I am hardly recommending that adding in associated species become standard herbarium practice, though it might be nice if specimens were crossed-reference with those collected at the same time and place. What I do think is important about this sheet is its role as a reminder that there are many unspoken do’s and don’ts that botanists absorb while working in an herbarium, and it is good to be aware of these. They are constraints that make botany more organized, and also perhaps more canalized.
Note: I am very grateful to John Nelson and Herrick Brown for their very helpful commentaries and corrections on this series of posts.

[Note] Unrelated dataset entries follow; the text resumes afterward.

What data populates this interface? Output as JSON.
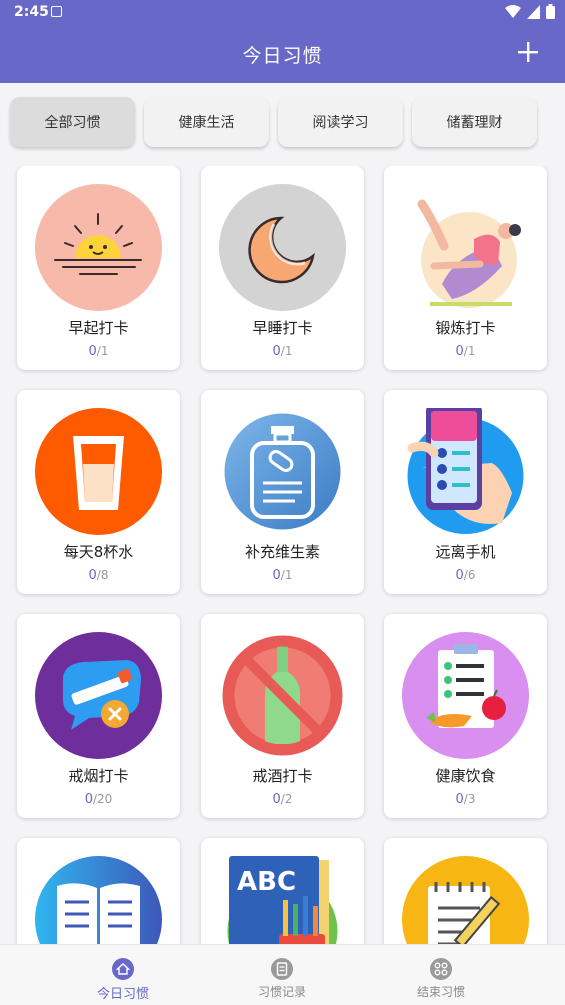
{
  "status": {
    "time": "2:45"
  },
  "appbar": {
    "title": "今日习惯"
  },
  "tabs": [
    {
      "label": "全部习惯",
      "active": true
    },
    {
      "label": "健康生活",
      "active": false
    },
    {
      "label": "阅读学习",
      "active": false
    },
    {
      "label": "储蓄理财",
      "active": false
    }
  ],
  "habits": [
    {
      "name": "早起打卡",
      "done": "0",
      "total": "/1",
      "icon": "sunrise-icon"
    },
    {
      "name": "早睡打卡",
      "done": "0",
      "total": "/1",
      "icon": "moon-icon"
    },
    {
      "name": "锻炼打卡",
      "done": "0",
      "total": "/1",
      "icon": "yoga-icon"
    },
    {
      "name": "每天8杯水",
      "done": "0",
      "total": "/8",
      "icon": "water-glass-icon"
    },
    {
      "name": "补充维生素",
      "done": "0",
      "total": "/1",
      "icon": "vitamin-bottle-icon"
    },
    {
      "name": "远离手机",
      "done": "0",
      "total": "/6",
      "icon": "phone-hand-icon"
    },
    {
      "name": "戒烟打卡",
      "done": "0",
      "total": "/20",
      "icon": "no-smoking-icon"
    },
    {
      "name": "戒酒打卡",
      "done": "0",
      "total": "/2",
      "icon": "no-alcohol-icon"
    },
    {
      "name": "健康饮食",
      "done": "0",
      "total": "/3",
      "icon": "diet-checklist-icon"
    },
    {
      "name": "",
      "done": "",
      "total": "",
      "icon": "open-book-icon"
    },
    {
      "name": "",
      "done": "",
      "total": "",
      "icon": "abc-book-pencils-icon"
    },
    {
      "name": "",
      "done": "",
      "total": "",
      "icon": "notepad-pencil-icon"
    }
  ],
  "nav": [
    {
      "label": "今日习惯",
      "icon": "home-icon",
      "active": true
    },
    {
      "label": "习惯记录",
      "icon": "record-icon",
      "active": false
    },
    {
      "label": "结束习惯",
      "icon": "grid-icon",
      "active": false
    }
  ],
  "colors": {
    "primary": "#6868c8"
  }
}
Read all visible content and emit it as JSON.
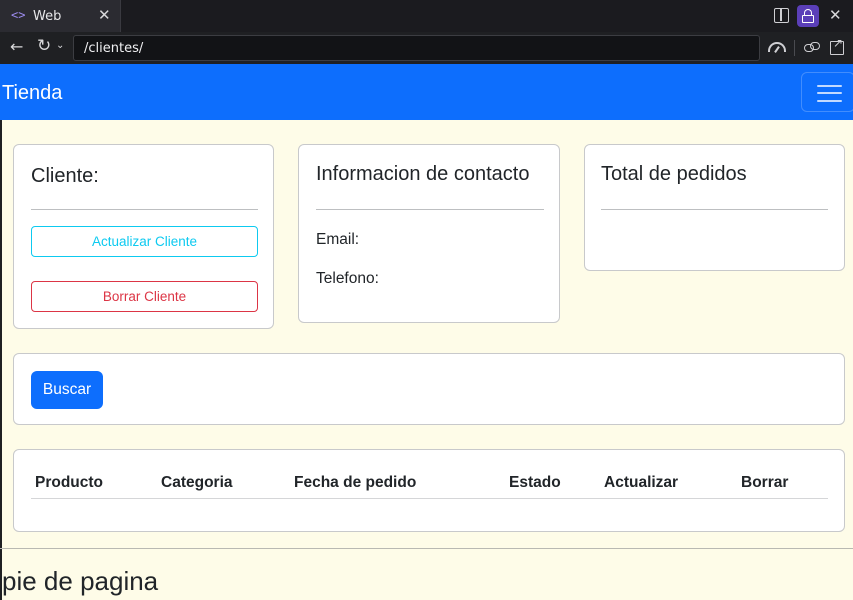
{
  "browser": {
    "tab_code_icon": "<>",
    "tab_title": "Web",
    "tab_close": "✕",
    "window_close": "✕",
    "back_icon": "←",
    "reload_icon": "↻",
    "dropdown_icon": "⌄",
    "url": "/clientes/"
  },
  "navbar": {
    "brand": "Tienda"
  },
  "cliente_card": {
    "title": "Cliente:",
    "update_button": "Actualizar Cliente",
    "delete_button": "Borrar Cliente"
  },
  "contact_card": {
    "title": "Informacion de contacto",
    "email_label": "Email:",
    "phone_label": "Telefono:"
  },
  "orders_card": {
    "title": "Total de pedidos"
  },
  "search": {
    "button": "Buscar"
  },
  "orders_table": {
    "headers": [
      "Producto",
      "Categoria",
      "Fecha de pedido",
      "Estado",
      "Actualizar",
      "Borrar"
    ]
  },
  "footer": {
    "text": "pie de pagina"
  },
  "colors": {
    "primary": "#0d6efd",
    "info": "#0dcaf0",
    "danger": "#dc3545",
    "page_background": "#fefce8"
  }
}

Griebeler, A. (2022). Production and design of early illustrated herbals. Word & Image, 38(2), 104–122. https://doi.org/10.1080/02666286.2021.1951518
Heberling, J. M. (2022). Herbaria as big data sources of plant traits. International Journal of Plant Sciences, 183(2), 87–118. https://doi.org/10.1086/717623
Heberling, J. M., & Burke, D. J. (2019). Utilizing herbarium specimens to quantify historical mycorrhizal communities. Applications in Plant Sciences, 7(4), 1–11. https://doi.org/10.1002/aps3.1223
Meineke, E. K., Classen, A. T., Sanders, N. J., & Davies, T. J. (2019). Herbarium specimens reveal increasing herbivory over the past century. Journal of Ecology, 107(1), 105–117. https://doi.org/10.1111/1365-2745.13057
Miquel, S. E., & Bungartz, F. (2017). Snails found among herbarium specimens of Galapagos lichens and bryophytes, with the description of Scolodonta rinae (Gastropoda: Scolodontidae), a new species of carnivorous micro-mollusk. International Journal of Malacology, 173–186. https://doi.org/10.1127/arch.moll/146/173-186
Whitehead, D. R. (1976). Collecting beetles in exotic places: The herbarium. The Coleopterists Bulletin, 30(3), 249–250.